Anna Lenchovska, what is the goal of your TikTok campaign?

Our big goal is a tolerant society, lowering prejudice among youth and providing an opportunity for youth to discuss complicated topics. Our campaign is based on “peer-to-peer approach”, it is scholarly proven that teenagers trust their peers more than their parents and other adults. Teenagers are already in TikTok, for many of them it is both entertainment and a source of knowledge. So, we decided to enter so-called “edutainment” segment of TikTok. We work with 15-19 year old interns, organize meetings with experts on antisemitism, antigypsyism, hate speech and correct vocabulary, Holocaust history, history of national-socialist crimes, genocide, human rights as well as non-discrimination. Then they create scenarios and shoot videos. Anna Sidelnikova and Yana Radhenko supervise this process. Another important goal is to show teenagers and youth that after an internship and active participation in discussions under videos, they have knowledge and skills to discuss difficult topics, they got inspiration for civic activism and for deeper research. After the internship, young people feel empowered for civic action. During this year, we have created a database of quality educational videos. We develop methodical recommendations and now conduct webinars for teachers of history and civic education. Now we have 25 thousand subscribers, over 1.8 million views of our video about women rights as well as 117 thousand views and 351 comments on the video about Baby yar.


Lyn, please give us a creator-tip: How can young people be sensitized to serious topics via TikTok?

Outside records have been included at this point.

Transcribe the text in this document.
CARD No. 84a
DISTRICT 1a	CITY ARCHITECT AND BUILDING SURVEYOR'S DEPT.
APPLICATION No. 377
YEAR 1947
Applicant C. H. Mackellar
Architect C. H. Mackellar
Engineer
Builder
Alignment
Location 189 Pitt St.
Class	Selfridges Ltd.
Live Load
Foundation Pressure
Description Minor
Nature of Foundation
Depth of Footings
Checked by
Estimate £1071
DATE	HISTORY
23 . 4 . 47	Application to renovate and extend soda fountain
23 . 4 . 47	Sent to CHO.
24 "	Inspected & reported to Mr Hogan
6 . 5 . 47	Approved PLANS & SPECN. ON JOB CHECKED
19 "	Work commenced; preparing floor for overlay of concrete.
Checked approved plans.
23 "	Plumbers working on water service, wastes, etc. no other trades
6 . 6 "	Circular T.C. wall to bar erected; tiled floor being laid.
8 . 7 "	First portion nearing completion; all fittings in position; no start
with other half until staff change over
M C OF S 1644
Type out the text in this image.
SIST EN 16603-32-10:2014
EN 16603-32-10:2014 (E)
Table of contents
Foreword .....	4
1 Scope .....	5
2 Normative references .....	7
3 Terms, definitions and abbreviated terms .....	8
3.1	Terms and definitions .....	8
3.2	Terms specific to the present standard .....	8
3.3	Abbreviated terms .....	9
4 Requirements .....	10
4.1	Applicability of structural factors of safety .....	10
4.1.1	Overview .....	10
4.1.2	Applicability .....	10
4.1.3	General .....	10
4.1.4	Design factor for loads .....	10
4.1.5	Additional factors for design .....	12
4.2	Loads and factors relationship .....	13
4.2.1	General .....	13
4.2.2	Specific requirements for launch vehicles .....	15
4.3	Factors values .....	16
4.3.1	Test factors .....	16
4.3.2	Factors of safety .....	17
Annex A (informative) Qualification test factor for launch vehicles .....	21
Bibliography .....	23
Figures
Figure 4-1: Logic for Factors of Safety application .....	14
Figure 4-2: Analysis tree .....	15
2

Actually, a lot of Ukrainian young people are already interested in serious topics that are strongly connected to their own lives: politics, war, war crimes and genocide. They want to educate themselves in this area. Talking about more historical topics, the best format is just real stories of real people in my opinion. Something that wakes up their empathy. And lastly, it may sound funny, but being intelligent and educated is attractive now. So, you just need to convince them that you're providing some kind of unique knowledge that they can use to impress peers at the parties. We use creative formats to attract and to keep attention and curiosity. In our rubric “We’ve got news”, we tell news related to human rights and non-discrimination. I use a hand puppet - a sock “Shkarpo” with whom we discuss it. We also create interactive videos about choice and ethical dilemmas, proposing viewers to take a position and explain it in the comments. In the video about urbicide I came up with the idea of building the town from bricks and then destroying it, to show how russian missiles are destroying Ukrainian cities and villages. In the video about critical thinking and magic thinking, I was changing cloths to illustrate the difference between a fortune teller and a researcher.

What challenges do historical-political creators and educators face when dealing with Antisemitism on TikTok?

Anna Lenchovska: After the month of our campaign, Holocaust deniers came to the discussion under the videos about survivors. Also, they wrote Antisemitic comments. We have blocked most violent comments of deniers using our anti-crises strategy, and discussed with those who had doubts in their arguments. Then someone had sent a group complain about our video with recommendations of films about the Holocaust, and this video was blocked. We wrote an appellation to the TikTok support team, and in a week the video was unblocked.

Lyn Sidelnikov: In addition, sometimes we get Antisemitic comments related to the Jewish plot theory - even if the video is not related to a topic that deals with Jews. One example: we received comments that “Jews run the world” under the video about romantization of the USSR. Aside from that, we regularly receive questions, why we make videos about the Holocaust since Israel has not recognized the Holodomor as genocide.

Anna Lenchovska: We try to advance a culture of talk in TikTok in general. We provide links to sources, research, we name experts etc. But there is a general challenge on TikTok, that a person is constantly scrolling, and some of those videos may contain fake news or lie or mistakes. TikTok also tries itself to combat hate speech and Antisemitism. Once even our historical video about Auschwitz was blocked, because there was a swastika on one of historical photos we used for the video.